Since the assassination of Dr. George Tiller in May, many people, including me, have written a great deal about the risks late-term abortion providers face every day, about the lengths they must go to to stay alive -- let alone stay in practice -- about the tragic reasons why women seek their services, the vicious and often illegal behavior of "pro-life" protesters, and the loneliness of the work. So when I started seeing references last week to a long Esquire profile of Dr. Warren Hern, now the last resort for many women needing a late-term abortion, I didn't rush to read it, assuming I wouldn't learn anything I didn't already know.

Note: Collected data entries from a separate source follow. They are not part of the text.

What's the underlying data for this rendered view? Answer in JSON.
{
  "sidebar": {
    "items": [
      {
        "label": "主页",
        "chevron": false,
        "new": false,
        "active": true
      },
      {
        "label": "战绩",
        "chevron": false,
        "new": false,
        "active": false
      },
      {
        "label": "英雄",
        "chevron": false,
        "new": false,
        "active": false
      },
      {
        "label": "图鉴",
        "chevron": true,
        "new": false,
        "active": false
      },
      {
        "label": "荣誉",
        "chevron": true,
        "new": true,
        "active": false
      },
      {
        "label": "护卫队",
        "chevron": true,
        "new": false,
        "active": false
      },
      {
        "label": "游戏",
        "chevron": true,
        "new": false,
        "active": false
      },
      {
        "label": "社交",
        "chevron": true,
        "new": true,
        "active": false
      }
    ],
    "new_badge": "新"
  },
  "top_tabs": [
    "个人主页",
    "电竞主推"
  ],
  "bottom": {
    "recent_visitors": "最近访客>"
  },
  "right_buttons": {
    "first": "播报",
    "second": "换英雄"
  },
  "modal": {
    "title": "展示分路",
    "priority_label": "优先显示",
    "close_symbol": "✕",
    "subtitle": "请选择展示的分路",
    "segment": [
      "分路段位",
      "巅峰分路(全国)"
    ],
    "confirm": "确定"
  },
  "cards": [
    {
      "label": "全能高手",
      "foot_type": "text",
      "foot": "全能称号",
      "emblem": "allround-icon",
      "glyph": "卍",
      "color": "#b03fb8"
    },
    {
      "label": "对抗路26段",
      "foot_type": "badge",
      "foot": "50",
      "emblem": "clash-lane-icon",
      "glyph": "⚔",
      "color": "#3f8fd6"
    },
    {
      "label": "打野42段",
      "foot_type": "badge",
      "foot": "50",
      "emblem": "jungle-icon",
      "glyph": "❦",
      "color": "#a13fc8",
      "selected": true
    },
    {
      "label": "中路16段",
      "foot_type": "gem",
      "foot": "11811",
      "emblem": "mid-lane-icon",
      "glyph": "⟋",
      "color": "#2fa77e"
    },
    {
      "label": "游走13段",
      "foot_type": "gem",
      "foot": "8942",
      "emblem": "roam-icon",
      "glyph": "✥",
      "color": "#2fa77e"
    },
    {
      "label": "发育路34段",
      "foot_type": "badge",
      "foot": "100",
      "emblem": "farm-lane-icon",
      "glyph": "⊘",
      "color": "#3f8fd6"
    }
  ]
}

Having read it now, on the advice of a friend of Broadsheet, I can say that's partly true: As far as factual information goes, little of what writer John H. Richardson reveals was new to me. But sometimes, the way in which something is said can have as much of an impact as the content. Richardson writes in the second person, putting "you" in the place of a journalist entering an abortion clinic through multiple bulletproof doors; trying to gather information from people you can't name because it might put their lives at risk; visiting the doctor's 92-year-old mother and hearing how she fears for her 70-year-old son; listening to the phones ring ceaselessly and the staff try to comfort sobbing, freaked-out women; interviewing a young Canadian couple whose wanted pregnancy went horribly wrong, and who could not find a doctor in their own country with the skill to terminate it as safely as Hern would. The technique is sometimes a bit grating, but its immediacy has a powerful effect. "He's sorry, he says, but he must turn down your request to ride in his car to the Tiller memorial in Denver. He has to go with four U. S. marshals in an armored car. Even his wife can't ride with him. Same with dinner in a restaurant. I will never be safe, he says. I'm always looking over my shoulder." For the time it takes you to read the article, you are there -- and reminded that Dr. Hern is there every single day.

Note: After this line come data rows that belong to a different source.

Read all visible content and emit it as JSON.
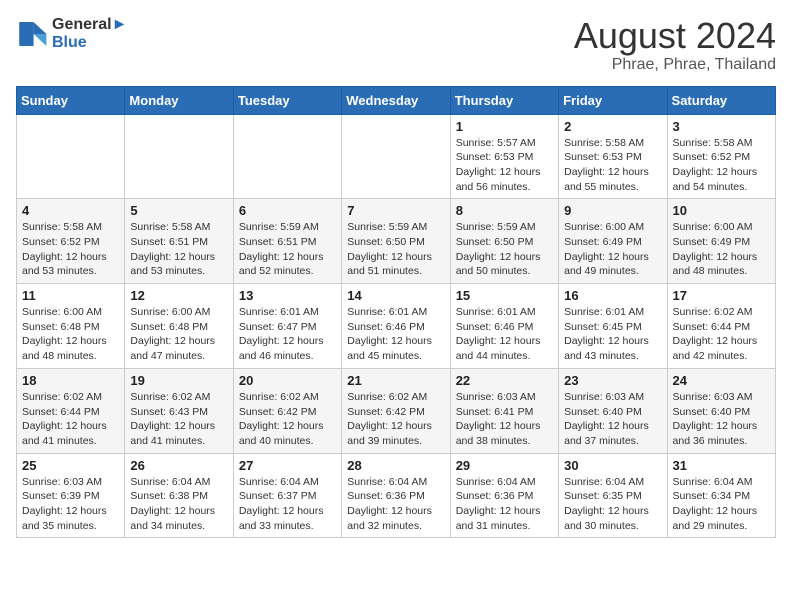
{
  "logo": {
    "line1": "General",
    "line2": "Blue"
  },
  "title": "August 2024",
  "subtitle": "Phrae, Phrae, Thailand",
  "days_header": [
    "Sunday",
    "Monday",
    "Tuesday",
    "Wednesday",
    "Thursday",
    "Friday",
    "Saturday"
  ],
  "weeks": [
    [
      {
        "day": "",
        "info": ""
      },
      {
        "day": "",
        "info": ""
      },
      {
        "day": "",
        "info": ""
      },
      {
        "day": "",
        "info": ""
      },
      {
        "day": "1",
        "info": "Sunrise: 5:57 AM\nSunset: 6:53 PM\nDaylight: 12 hours\nand 56 minutes."
      },
      {
        "day": "2",
        "info": "Sunrise: 5:58 AM\nSunset: 6:53 PM\nDaylight: 12 hours\nand 55 minutes."
      },
      {
        "day": "3",
        "info": "Sunrise: 5:58 AM\nSunset: 6:52 PM\nDaylight: 12 hours\nand 54 minutes."
      }
    ],
    [
      {
        "day": "4",
        "info": "Sunrise: 5:58 AM\nSunset: 6:52 PM\nDaylight: 12 hours\nand 53 minutes."
      },
      {
        "day": "5",
        "info": "Sunrise: 5:58 AM\nSunset: 6:51 PM\nDaylight: 12 hours\nand 53 minutes."
      },
      {
        "day": "6",
        "info": "Sunrise: 5:59 AM\nSunset: 6:51 PM\nDaylight: 12 hours\nand 52 minutes."
      },
      {
        "day": "7",
        "info": "Sunrise: 5:59 AM\nSunset: 6:50 PM\nDaylight: 12 hours\nand 51 minutes."
      },
      {
        "day": "8",
        "info": "Sunrise: 5:59 AM\nSunset: 6:50 PM\nDaylight: 12 hours\nand 50 minutes."
      },
      {
        "day": "9",
        "info": "Sunrise: 6:00 AM\nSunset: 6:49 PM\nDaylight: 12 hours\nand 49 minutes."
      },
      {
        "day": "10",
        "info": "Sunrise: 6:00 AM\nSunset: 6:49 PM\nDaylight: 12 hours\nand 48 minutes."
      }
    ],
    [
      {
        "day": "11",
        "info": "Sunrise: 6:00 AM\nSunset: 6:48 PM\nDaylight: 12 hours\nand 48 minutes."
      },
      {
        "day": "12",
        "info": "Sunrise: 6:00 AM\nSunset: 6:48 PM\nDaylight: 12 hours\nand 47 minutes."
      },
      {
        "day": "13",
        "info": "Sunrise: 6:01 AM\nSunset: 6:47 PM\nDaylight: 12 hours\nand 46 minutes."
      },
      {
        "day": "14",
        "info": "Sunrise: 6:01 AM\nSunset: 6:46 PM\nDaylight: 12 hours\nand 45 minutes."
      },
      {
        "day": "15",
        "info": "Sunrise: 6:01 AM\nSunset: 6:46 PM\nDaylight: 12 hours\nand 44 minutes."
      },
      {
        "day": "16",
        "info": "Sunrise: 6:01 AM\nSunset: 6:45 PM\nDaylight: 12 hours\nand 43 minutes."
      },
      {
        "day": "17",
        "info": "Sunrise: 6:02 AM\nSunset: 6:44 PM\nDaylight: 12 hours\nand 42 minutes."
      }
    ],
    [
      {
        "day": "18",
        "info": "Sunrise: 6:02 AM\nSunset: 6:44 PM\nDaylight: 12 hours\nand 41 minutes."
      },
      {
        "day": "19",
        "info": "Sunrise: 6:02 AM\nSunset: 6:43 PM\nDaylight: 12 hours\nand 41 minutes."
      },
      {
        "day": "20",
        "info": "Sunrise: 6:02 AM\nSunset: 6:42 PM\nDaylight: 12 hours\nand 40 minutes."
      },
      {
        "day": "21",
        "info": "Sunrise: 6:02 AM\nSunset: 6:42 PM\nDaylight: 12 hours\nand 39 minutes."
      },
      {
        "day": "22",
        "info": "Sunrise: 6:03 AM\nSunset: 6:41 PM\nDaylight: 12 hours\nand 38 minutes."
      },
      {
        "day": "23",
        "info": "Sunrise: 6:03 AM\nSunset: 6:40 PM\nDaylight: 12 hours\nand 37 minutes."
      },
      {
        "day": "24",
        "info": "Sunrise: 6:03 AM\nSunset: 6:40 PM\nDaylight: 12 hours\nand 36 minutes."
      }
    ],
    [
      {
        "day": "25",
        "info": "Sunrise: 6:03 AM\nSunset: 6:39 PM\nDaylight: 12 hours\nand 35 minutes."
      },
      {
        "day": "26",
        "info": "Sunrise: 6:04 AM\nSunset: 6:38 PM\nDaylight: 12 hours\nand 34 minutes."
      },
      {
        "day": "27",
        "info": "Sunrise: 6:04 AM\nSunset: 6:37 PM\nDaylight: 12 hours\nand 33 minutes."
      },
      {
        "day": "28",
        "info": "Sunrise: 6:04 AM\nSunset: 6:36 PM\nDaylight: 12 hours\nand 32 minutes."
      },
      {
        "day": "29",
        "info": "Sunrise: 6:04 AM\nSunset: 6:36 PM\nDaylight: 12 hours\nand 31 minutes."
      },
      {
        "day": "30",
        "info": "Sunrise: 6:04 AM\nSunset: 6:35 PM\nDaylight: 12 hours\nand 30 minutes."
      },
      {
        "day": "31",
        "info": "Sunrise: 6:04 AM\nSunset: 6:34 PM\nDaylight: 12 hours\nand 29 minutes."
      }
    ]
  ]
}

There's also a lot to be said for such an article appearing in Esquire, which one female friend (and longtime subscriber) described as "a magazine with a history of terrific longform journalism that has too often, of late, fallen into a rut of puff pieces about George Clooney and how to tie an ascot while drinking scotch." The grim realities of Hern's life and work may no longer be shocking to those who keep abreast of reproductive rights news, but it's probably safe to assume that many readers seeking ascot-tying advice do not count themselves among that crowd. And on the occasions when I've been able to eavesdrop on men discussing abortion among themselves, I've rarely seen it done with such nuance and sensitivity to the complexity of the issue.
Let's hope it provides a far more sobering wake-up call to men who haven't kept up with what pro-choice advocates have been talking about all along: That not only choice as an abstract concept, but real people -- pregnant women and the doctors who help them -- are under attack in this country. Literally.